A pinch roll is installed, and a pt%2 pinch roll motor that rotationally drives the second pinch roll is set such that the rotation speed of the second pinch roll is the rotation speed of the first pinch roll plus a correction coefficient. By providing a second pinch roll motor control means, the tension of the film on the downstream side of the first pinch roll can be kept constant, and even if the film shrinks, it can be produced without damaging the film. can do.

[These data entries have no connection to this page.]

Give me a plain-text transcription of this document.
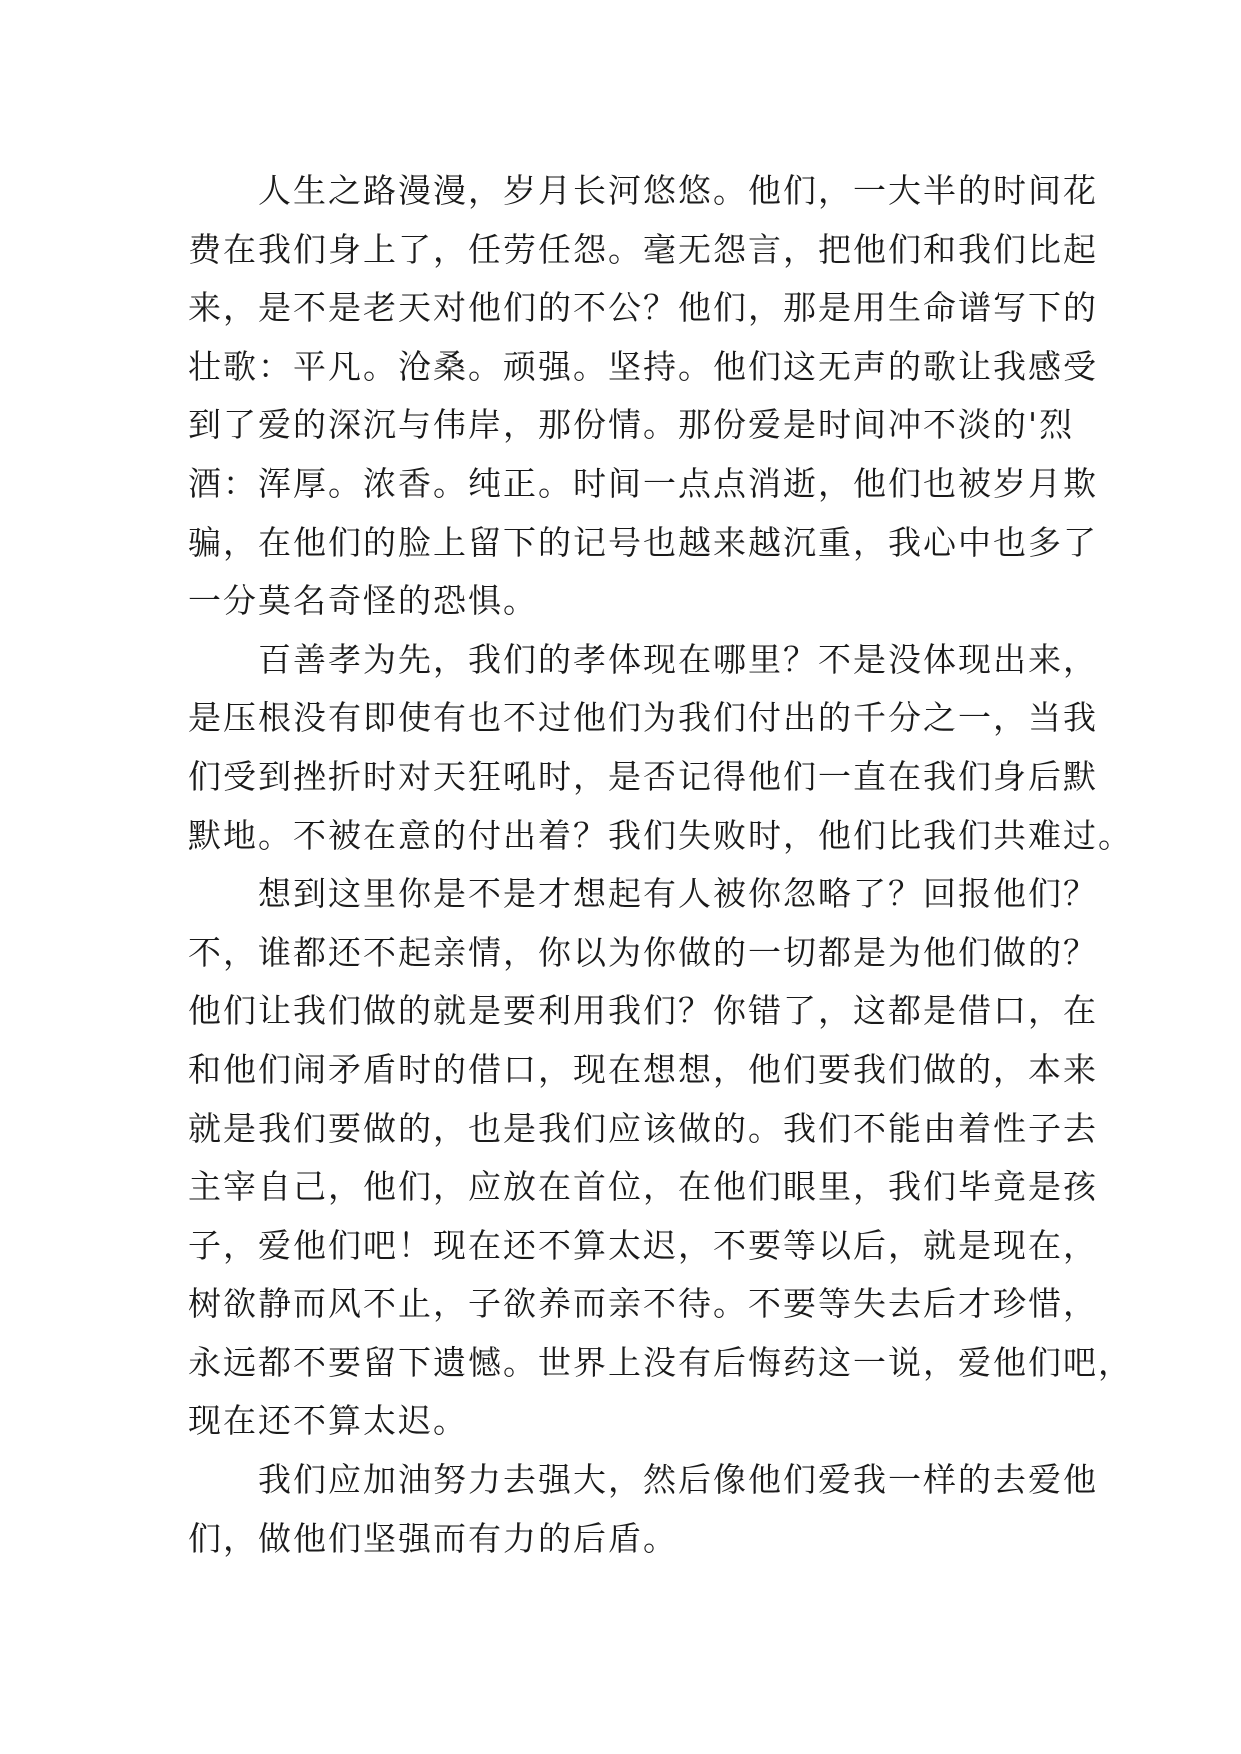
　　人生之路漫漫，岁月长河悠悠。他们，一大半的时间花
费在我们身上了，任劳任怨。毫无怨言，把他们和我们比起
来，是不是老天对他们的不公？他们，那是用生命谱写下的
壮歌：平凡。沧桑。顽强。坚持。他们这无声的歌让我感受
到了爱的深沉与伟岸，那份情。那份爱是时间冲不淡的'烈
酒：浑厚。浓香。纯正。时间一点点消逝，他们也被岁月欺
骗，在他们的脸上留下的记号也越来越沉重，我心中也多了
一分莫名奇怪的恐惧。
　　百善孝为先，我们的孝体现在哪里？不是没体现出来，
是压根没有即使有也不过他们为我们付出的千分之一，当我
们受到挫折时对天狂吼时，是否记得他们一直在我们身后默
默地。不被在意的付出着？我们失败时，他们比我们共难过。
　　想到这里你是不是才想起有人被你忽略了？回报他们？
不，谁都还不起亲情，你以为你做的一切都是为他们做的？
他们让我们做的就是要利用我们？你错了，这都是借口，在
和他们闹矛盾时的借口，现在想想，他们要我们做的，本来
就是我们要做的，也是我们应该做的。我们不能由着性子去
主宰自己，他们，应放在首位，在他们眼里，我们毕竟是孩
子，爱他们吧！现在还不算太迟，不要等以后，就是现在，
树欲静而风不止，子欲养而亲不待。不要等失去后才珍惜，
永远都不要留下遗憾。世界上没有后悔药这一说，爱他们吧，
现在还不算太迟。
　　我们应加油努力去强大，然后像他们爱我一样的去爱他
们，做他们坚强而有力的后盾。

[Brief explanation of drawings]

Fig. 1 is a configuration diagram of the present invention, '! Figures J2 to 's4 show embodiments of the present invention, Figure 2 is a schematic configuration diagram of a blown film manufacturing machine, Figure 3 is a block diagram of a take-up control device, and '! Figure J4 is a flowchart showing the operation of the take-back control device. 1... Material consumption amount calculation means, 2... Average consumption amount calculation means, 3... Optimum take-up speed calculation means, 4... Current take-up speed calculation means, 5...'s1 pinch roll motor control Means, 7...
Needle amount sensor, 14... First pinch roll motor, 15... Pinch roll rotation sensor.

Claims (2)

[Claims] (1) A weighing sensor that measures the weight of a weighing hopper that sends materials to an extruder of a blown film manufacturing machine and outputs a signal indicating the weight; and a weighing sensor that captures a signal from the weighing sensor at regular intervals and obtains a signal from the signal. a material consumption calculation means that calculates the amount of material consumed at each fixed time by subtracting the current value from the previous value of the weight; an average consumption calculation means for calculating the average consumption amount; an optimum take-up speed calculation means for calculating the optimum take-up speed of the film from the average consumption amount and data such as the thickness and width of the film to be manufactured; and a first pinch roll for taking the film. a first pinch roll motor for driving; a first pinch roll rotation sensor that outputs a signal with a frequency corresponding to the rotational speed of the first pinch roll; current take-up speed calculation means for calculating the current take-up speed of the pinch roll; first pinch roll motor control means for controlling the rotation speed of the first pinch roll motor so as to match the current take-up speed to the optimum take-up speed; A take-up control device for a blown film manufacturing machine. (2) A second pinch roll is installed between the first pinch roll and the film winder, and a second pinch roll motor that rotationally drives the second pinch roll is controlled so that the rotation speed of the second pinch roll is 2. The take-up control device for a blown film manufacturing machine according to claim 1, further comprising second pinch roll motor control means for controlling the rotation speed to be the rotation speed of the first pinch roll plus a correction coefficient.